Et Langley, c'est le premier trou de cette ceinture...
Car c'est dans cette ville écartelée entre de grands boulevards sans âme qu'a élu domicile Focus on the Family- section canadienne du groupe religieux américain fondé en 1977 par James Dobson. Focus on the Family se bat contre le mariage entre conjoints de même sexe, vante les vertus de l'abstinence sexuelle et distribue des vidéos créationnistes (contestant la théorie de l'évolution) à ses membres.
Dans sa librairie, des livres expliquent les erreurs du féminisme et les égarements de l'islam.

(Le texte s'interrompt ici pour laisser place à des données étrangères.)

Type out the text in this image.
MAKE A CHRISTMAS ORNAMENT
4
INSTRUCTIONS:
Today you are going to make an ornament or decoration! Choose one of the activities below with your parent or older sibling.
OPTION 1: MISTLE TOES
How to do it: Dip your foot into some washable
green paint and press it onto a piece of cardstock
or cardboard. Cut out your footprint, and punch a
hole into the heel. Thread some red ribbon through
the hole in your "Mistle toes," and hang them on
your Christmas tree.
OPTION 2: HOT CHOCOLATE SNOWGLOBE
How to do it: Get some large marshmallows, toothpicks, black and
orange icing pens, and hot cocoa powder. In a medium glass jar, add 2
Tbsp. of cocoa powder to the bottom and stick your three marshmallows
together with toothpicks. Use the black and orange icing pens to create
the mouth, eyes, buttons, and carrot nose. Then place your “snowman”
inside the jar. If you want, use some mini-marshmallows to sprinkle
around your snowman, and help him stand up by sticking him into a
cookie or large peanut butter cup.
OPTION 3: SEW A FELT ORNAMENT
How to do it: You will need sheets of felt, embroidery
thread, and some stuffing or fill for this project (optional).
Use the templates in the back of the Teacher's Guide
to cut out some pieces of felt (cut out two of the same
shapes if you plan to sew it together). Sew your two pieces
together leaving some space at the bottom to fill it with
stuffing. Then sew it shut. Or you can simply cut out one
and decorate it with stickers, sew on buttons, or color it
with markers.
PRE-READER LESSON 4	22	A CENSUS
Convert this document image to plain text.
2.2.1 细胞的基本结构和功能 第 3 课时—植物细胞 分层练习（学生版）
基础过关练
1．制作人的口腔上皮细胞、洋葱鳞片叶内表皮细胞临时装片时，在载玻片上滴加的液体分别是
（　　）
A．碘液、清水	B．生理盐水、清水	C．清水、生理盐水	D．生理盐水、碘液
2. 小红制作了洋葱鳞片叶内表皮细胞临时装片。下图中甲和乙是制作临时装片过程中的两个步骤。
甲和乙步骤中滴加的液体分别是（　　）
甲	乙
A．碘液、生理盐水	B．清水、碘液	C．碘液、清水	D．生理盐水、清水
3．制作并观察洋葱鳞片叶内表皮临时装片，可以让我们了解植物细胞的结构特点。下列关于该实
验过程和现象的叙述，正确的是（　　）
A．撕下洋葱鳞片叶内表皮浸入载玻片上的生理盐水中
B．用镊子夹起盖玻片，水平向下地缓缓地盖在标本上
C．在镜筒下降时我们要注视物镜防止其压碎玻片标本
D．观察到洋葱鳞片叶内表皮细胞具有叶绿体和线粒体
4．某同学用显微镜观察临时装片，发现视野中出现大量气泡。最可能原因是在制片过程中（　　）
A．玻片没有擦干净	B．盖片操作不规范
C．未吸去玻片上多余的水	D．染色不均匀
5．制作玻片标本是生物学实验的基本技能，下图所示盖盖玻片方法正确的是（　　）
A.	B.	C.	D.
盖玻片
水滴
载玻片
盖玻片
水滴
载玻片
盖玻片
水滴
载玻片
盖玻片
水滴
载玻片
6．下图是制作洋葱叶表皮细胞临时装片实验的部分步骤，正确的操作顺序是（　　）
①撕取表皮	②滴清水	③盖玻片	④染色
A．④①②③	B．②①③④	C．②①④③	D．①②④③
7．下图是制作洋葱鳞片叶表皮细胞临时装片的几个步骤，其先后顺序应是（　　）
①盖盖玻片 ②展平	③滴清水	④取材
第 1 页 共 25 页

Dans son bureau dont la fenêtre donne sur un magasin Costco, Derek Rogusky, vice-président de Focus on the Family au Canada, explique que l'homosexualité est immorale: " C'est un comportement nocif, comme les jeux du hasard. De plus en plus de recherches montrent que cette attirance peut être surmontée ", plaide-t-il patiemment. La preuve, un de ses 70 employés a réussi à vaincre son homosexualité grâce à la prière, se réjouit M. Rogusky. Et il y en a des dizaines d'autres aux États-Unis, assure-t-il.
Idéologiquement, l'organisation canadienne est un clone de sa grande soeur américaine. Mais ici, la lutte est menée à la canadienne, " avec plus de douceur ", dit M. Rogusky. Et avec une dose de résignation: impossible, au Canada, d'implanter des cours de créationnisme dans des écoles, où les programmes sont établis par les gouvernements.
Derek Rogusky n'en croit pas moins que les " darwinistes " font preuve d'étroitesse d'esprit lorsqu'ils rejettent l'idée d'un " dessein intelligent "- c'est-à-dire d'une intervention divine dans la création de la vie.
Mais l'organisation canadienne est condamnée à diffuser cette théorie en dehors des réseaux scolaires.
Peu connue au Canada, où elle dispose néanmoins d'un budget de 11 millions, Focus on the Family est une puissante organisation qui a mis toute sa machine derrière le président George W. Bush.
Au Canada, le groupe a mené sa plus grande bataille politique contre le mariage entre conjoints de même sexe. Une bataille perdue au premier round. Mais que Focus on the Family espère encore gagner, si jamais les conservateurs devaient être élus à Ottawa.
Un candidat discret
Au moins trois candidats conservateurs dans la région de Vancouver ont des liens avec Focus on the Family. Le plus en vue est Darrel Reid, qui a présidé ce groupe de 1998 à 2004 et qui a obtenu l'investiture de la circonscription de Richmond- banlieue cossue où un électeur sur deux a les yeux bridés.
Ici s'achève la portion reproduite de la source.